7But as soon as it became light, one of the garrison going out to get water, saw the enemy, and immediately raised an outcry, which roused the awakened garrison to arm in their defence. And presently, from a high watch-tower, the emperor examined the situation of the fort, and came up with all speed escorted by two vessels, and followed by a considerable squadron laden with engines for the siege.

8And as he approached the walls, and considered that the contest could not be carried on without great risk, he tried both by conciliatory and threatening language to induce the garrison to surrender; and they, having invited Hormisdas to a conference, were won over by his promises and oaths to rely on the mercy of the Romans.

9At last, driving before them a crowned ox, which among them is a sign of peace, they descended from the fort as suppliants; the fort was burnt, and Pusæus, its commander, who was afterwards Duke of Egypt, was appointed to the rank of tribune. The rest of the garrison with their families and property were conducted with all kindness to the Syrian city of Chalcis.

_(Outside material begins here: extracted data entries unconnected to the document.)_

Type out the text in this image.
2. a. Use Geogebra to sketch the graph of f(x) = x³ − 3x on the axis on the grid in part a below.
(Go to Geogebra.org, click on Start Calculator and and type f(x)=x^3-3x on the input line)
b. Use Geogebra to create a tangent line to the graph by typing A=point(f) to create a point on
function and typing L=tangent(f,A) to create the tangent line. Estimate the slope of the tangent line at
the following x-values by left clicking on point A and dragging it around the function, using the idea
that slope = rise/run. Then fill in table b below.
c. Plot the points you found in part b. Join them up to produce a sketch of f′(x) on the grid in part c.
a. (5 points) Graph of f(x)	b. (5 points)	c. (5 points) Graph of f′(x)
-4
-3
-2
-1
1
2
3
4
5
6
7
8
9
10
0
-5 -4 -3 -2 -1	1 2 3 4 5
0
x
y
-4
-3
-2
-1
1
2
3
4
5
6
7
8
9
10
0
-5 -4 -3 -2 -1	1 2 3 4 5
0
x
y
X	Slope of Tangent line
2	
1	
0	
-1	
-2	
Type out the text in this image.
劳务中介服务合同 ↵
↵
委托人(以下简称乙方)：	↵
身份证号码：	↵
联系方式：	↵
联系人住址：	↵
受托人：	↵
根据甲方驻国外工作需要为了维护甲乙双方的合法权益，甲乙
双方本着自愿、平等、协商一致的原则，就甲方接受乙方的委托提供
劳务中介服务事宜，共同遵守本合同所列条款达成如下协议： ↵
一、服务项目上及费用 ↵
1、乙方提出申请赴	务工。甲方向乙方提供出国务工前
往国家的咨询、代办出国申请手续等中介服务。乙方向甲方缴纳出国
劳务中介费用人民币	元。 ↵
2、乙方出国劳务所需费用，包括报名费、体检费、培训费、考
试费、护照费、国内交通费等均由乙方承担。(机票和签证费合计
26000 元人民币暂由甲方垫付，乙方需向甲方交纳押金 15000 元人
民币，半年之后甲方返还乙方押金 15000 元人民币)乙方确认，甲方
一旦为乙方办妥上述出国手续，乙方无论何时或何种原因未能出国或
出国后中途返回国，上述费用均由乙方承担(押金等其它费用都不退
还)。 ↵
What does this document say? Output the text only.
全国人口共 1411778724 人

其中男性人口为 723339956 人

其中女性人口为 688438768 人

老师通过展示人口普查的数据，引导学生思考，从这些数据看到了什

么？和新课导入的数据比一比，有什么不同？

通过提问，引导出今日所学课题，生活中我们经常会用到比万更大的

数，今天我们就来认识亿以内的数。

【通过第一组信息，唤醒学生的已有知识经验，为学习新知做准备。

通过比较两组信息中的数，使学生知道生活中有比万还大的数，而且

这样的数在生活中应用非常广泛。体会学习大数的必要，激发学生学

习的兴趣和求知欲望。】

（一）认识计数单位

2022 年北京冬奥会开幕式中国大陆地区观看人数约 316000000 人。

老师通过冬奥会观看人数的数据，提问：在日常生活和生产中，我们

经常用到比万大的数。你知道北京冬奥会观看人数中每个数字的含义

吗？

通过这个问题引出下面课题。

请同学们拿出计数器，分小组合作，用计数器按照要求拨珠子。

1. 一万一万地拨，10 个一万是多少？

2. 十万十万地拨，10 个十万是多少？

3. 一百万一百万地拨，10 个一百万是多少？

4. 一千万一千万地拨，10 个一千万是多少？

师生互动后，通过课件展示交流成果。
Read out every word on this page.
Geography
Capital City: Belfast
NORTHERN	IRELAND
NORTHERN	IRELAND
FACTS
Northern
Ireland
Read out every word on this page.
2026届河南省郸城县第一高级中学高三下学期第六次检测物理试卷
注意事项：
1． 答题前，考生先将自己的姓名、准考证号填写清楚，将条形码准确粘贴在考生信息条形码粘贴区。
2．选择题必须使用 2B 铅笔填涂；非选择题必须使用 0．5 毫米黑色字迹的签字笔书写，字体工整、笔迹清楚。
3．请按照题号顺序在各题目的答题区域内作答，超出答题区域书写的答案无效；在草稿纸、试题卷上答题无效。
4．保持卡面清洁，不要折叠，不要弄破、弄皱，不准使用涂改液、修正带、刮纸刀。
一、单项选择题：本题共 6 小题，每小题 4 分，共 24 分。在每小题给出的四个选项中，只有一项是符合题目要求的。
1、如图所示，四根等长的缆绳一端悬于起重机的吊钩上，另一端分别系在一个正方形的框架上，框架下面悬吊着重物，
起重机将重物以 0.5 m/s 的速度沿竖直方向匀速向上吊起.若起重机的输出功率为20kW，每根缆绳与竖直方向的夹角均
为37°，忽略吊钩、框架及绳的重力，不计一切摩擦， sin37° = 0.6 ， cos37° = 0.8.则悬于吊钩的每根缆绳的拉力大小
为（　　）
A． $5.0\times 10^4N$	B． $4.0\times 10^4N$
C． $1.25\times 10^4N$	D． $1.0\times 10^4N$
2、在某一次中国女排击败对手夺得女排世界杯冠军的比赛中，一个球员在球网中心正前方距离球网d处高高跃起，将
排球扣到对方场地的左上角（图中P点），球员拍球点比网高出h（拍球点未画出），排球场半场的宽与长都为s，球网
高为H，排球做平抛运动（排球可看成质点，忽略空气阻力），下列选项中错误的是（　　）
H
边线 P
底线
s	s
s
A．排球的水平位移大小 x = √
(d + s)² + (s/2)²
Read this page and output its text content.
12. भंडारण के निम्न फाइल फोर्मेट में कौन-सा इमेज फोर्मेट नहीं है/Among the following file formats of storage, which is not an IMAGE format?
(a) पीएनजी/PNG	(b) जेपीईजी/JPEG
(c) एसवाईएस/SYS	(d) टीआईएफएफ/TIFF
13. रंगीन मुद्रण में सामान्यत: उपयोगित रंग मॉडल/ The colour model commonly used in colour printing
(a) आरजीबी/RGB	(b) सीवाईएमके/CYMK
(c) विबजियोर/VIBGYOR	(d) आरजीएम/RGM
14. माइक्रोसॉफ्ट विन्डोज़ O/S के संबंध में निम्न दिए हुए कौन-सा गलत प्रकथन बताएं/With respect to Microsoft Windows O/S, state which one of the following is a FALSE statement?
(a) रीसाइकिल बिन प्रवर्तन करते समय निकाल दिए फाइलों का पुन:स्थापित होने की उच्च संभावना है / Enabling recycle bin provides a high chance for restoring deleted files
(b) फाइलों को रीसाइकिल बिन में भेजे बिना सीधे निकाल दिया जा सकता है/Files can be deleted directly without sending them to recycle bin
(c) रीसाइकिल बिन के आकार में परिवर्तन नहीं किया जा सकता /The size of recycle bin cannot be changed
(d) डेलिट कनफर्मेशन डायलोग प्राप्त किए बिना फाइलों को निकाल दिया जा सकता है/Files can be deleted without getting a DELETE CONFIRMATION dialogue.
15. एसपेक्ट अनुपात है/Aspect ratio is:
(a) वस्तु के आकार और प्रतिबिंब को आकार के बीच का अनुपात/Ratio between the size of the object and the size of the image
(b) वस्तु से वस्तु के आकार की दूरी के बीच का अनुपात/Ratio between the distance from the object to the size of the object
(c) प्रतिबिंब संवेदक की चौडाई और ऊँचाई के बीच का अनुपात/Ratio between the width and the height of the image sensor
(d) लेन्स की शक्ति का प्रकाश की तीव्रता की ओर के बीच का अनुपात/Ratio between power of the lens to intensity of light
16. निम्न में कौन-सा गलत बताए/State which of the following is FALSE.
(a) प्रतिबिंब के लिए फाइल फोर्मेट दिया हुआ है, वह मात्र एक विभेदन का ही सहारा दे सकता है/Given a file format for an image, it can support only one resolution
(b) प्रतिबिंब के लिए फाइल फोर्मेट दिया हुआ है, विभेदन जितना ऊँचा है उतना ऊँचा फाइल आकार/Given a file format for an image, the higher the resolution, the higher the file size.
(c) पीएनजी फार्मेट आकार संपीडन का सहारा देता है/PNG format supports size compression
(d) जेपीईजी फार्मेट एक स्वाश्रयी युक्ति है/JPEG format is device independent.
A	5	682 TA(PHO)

10Among them was found a certain soldier, who formerly, when Maximian invaded Persia, had been left in this district as an invalid, though a very young man, but who was now bent with age, and according to his own account had several wives, as is the custom of that country, and a numerous offspring. He now full of joy, professing to have been a principal cause of the surrender, was led to our camp, calling many of his comrades to witness that he had long foreseen and often foretold that, though nearly a hundred years’ old, he should be buried in Roman ground. After this event, the Saracens brought in some skirmishers of the enemy whom they had taken; these were received with joy by the emperor, the Saracens rewarded, and sent back to achieve similar exploits.

11The next day another disaster took place; a whirlwind arose, and made havoc in many places, throwing down many buildings, tearing in pieces the tents, and throwing the soldiers on their backs or on their faces, the violence of the wind overpowering their steadiness of foot. And the same day another equally perilous occurrence took place. For the river suddenly overflowed its banks, and some of the ships laden with provisions were wrecked, the piers and dams which had been constructed of stone to check and repress the waters being swept away; and whether that was done by treachery or through the weight of the waters could not be known.

12After having stormed and burnt the chief city, and sent away the prisoners, the army with increased confidence raised triumphant shouts in honour of the emperor, thinking that the gods were evidently making him the object of their peculiar care.

13And because in these unknown districts they were forced to be on unusual guard against hidden dangers, the troops especially feared the craft and exceeding deceitfulness of the enemy; and therefore the emperor was everywhere, sometimes in front, sometimes with his light-armed battalions protecting the rear, in order to see that no concealed danger threatened it, reconnoitring the dense jungles and valleys, and restraining the distant sallies of his soldiers, sometimes with his natural gentleness, and sometimes with threats.

14But he allowed the fields of the enemy which were loaded with every kind of produce to be burnt with their crops and cottages, after his men had collected all that they could themselves make use of. And in this way the enemy were terribly injured before they were aware of it; for the soldiers freely used what they had acquired with their own hands, thinking that they had found a fresh field for their valour; and joyful at the abundance of their supplies, they saved what they had in their own boats.

15But one rash soldier, being intoxicated, and having crossed over to the opposite bank of the river, was taken prisoner before our eyes by the enemy, and was put to death.